Adrian whinged that he wanted to take a cab. But since he doesn’t speak Spanish, I told him no because I had no desire to deal with a cab driver without a good night’s sleep. Actually, I had no desire to deal with a cab driver ever. Instead I shoved him towards the stairs to the Subte (the Buenos Aires subway). The fare was about 25¢ for each of us. After hearing from sooooo many people about the shortage of coins in the city, Adrian dug out exact fare. But there was no need because the attendant had a pile of coins sitting there. So much for the coin shortage. I guess we’ll have to find another use for the pocketful of change Adrian now has in his pocket. We rode five stops and got off about 5 blocks from the hostel. God, how I miss the subway. However those were five long blocks and the hostel was actually up a flight of stairs.

The owner welcomed us in and encouraged us to get settled in and shower first and check in second (We must have smelled a bit.) The hostel looked just like the pictures on the website. Yay. Except for the room. Boo. It was dark and dismal but we were lucky to have our own bathroom. Sure it was one of those closet sized bathrooms where you basically sit on the toilet and shower at the same time. But it was ours. So we showered, changed into more temperature (28º) appropriate clothes, checked in and then headed out to find some grub. Since we’d enjoyed our stay at Che Lagarto in El Calafate so much we headed over to the BsAs location to at their pub. Unfortunately, the good vibe of the El Calafate location hadn’t transferred over here. Sure it looked the same but the downstairs pub was more of a business person hangout in the day. Still we sat down, hoping that the weird vibe was just our tiredness. It wasn’t. We waited 15 minutes for a server to pay any attention to us the only backpackers in the place and when she didn’t, we got up and left. Luckily, there was a little café next door that despite having a line up of hungry locals rushed to serve us.
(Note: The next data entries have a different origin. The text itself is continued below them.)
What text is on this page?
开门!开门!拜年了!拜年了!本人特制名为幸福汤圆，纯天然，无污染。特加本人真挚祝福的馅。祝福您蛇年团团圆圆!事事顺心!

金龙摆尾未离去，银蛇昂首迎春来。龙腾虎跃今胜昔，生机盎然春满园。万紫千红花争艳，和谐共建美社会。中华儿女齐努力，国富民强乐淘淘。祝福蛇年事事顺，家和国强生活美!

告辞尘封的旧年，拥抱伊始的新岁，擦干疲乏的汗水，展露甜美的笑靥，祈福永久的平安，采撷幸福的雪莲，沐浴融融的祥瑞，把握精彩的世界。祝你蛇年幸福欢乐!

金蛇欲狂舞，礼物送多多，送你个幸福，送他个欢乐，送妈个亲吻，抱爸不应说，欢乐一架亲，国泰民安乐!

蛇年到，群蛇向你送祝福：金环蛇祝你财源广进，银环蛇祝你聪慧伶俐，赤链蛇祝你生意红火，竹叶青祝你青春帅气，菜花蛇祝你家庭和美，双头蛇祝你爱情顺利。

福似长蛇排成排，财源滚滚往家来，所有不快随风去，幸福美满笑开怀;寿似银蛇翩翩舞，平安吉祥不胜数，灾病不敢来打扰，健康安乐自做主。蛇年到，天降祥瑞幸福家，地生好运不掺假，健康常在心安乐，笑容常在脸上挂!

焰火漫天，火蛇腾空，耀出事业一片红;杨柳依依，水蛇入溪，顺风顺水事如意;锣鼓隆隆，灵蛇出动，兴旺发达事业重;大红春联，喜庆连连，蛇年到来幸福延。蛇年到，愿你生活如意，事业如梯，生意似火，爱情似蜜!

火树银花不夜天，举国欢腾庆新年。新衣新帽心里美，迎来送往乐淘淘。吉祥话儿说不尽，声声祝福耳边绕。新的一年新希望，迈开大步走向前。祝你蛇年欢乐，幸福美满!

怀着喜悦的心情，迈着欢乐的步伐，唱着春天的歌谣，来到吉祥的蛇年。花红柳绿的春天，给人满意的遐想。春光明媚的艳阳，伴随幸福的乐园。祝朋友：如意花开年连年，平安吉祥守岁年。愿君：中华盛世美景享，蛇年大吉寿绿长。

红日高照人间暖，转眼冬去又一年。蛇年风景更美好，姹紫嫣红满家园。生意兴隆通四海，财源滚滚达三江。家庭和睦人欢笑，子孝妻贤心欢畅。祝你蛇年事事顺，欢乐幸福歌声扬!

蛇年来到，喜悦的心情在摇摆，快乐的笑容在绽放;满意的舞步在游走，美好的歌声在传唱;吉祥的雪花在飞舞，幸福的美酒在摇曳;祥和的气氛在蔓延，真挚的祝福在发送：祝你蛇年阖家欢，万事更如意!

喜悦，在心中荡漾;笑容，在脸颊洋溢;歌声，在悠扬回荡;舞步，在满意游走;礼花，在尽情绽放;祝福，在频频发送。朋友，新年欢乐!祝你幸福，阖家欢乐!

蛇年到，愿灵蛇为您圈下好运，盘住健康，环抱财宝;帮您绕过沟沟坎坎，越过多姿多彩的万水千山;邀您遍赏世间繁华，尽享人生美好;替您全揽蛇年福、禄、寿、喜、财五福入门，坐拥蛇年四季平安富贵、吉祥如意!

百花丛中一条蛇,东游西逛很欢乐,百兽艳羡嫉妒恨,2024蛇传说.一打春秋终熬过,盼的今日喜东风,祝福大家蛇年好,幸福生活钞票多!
And for half the price, we got giant tasty milanesas and salads.

We weren’t in the mood to do any more sightseeing so we headed back to the hostel. Boring I know, but we were feeling tired and cranky. On the way back we spotted a “british curry house” and decided to head there for dinner. But first, Adrian dropped off our laundry (a third of the price we paid at the hostel in El Calafate). And then it was nap time. Well, Adrian napped and I worked on this thing. Dinner was very good. We were the first ones through the door (we can’t wait until 9pm to dine like the porteños) but we were kept in good conversation from the owner a guy from Dorset and his partner, an Argentinean. The food was good too – and definitely one of the best chicken curries I’ve had (and not just on the road). A man from Glasgow joined our conversation later. In his retirement he spent winters in BsAs, lucky duck. Between him and the owner Adrian was able to find out where to get proper everything in the city. It still amazes me – no matter what awesome place we arrive in, the first thing Adrian wants to seek out is a proper English newspaper or magazine and food. I guess you can take the Brit out of England dump him in Canada for 13 years, drag him half way around the world, but you still can’t get the England out of the Brit.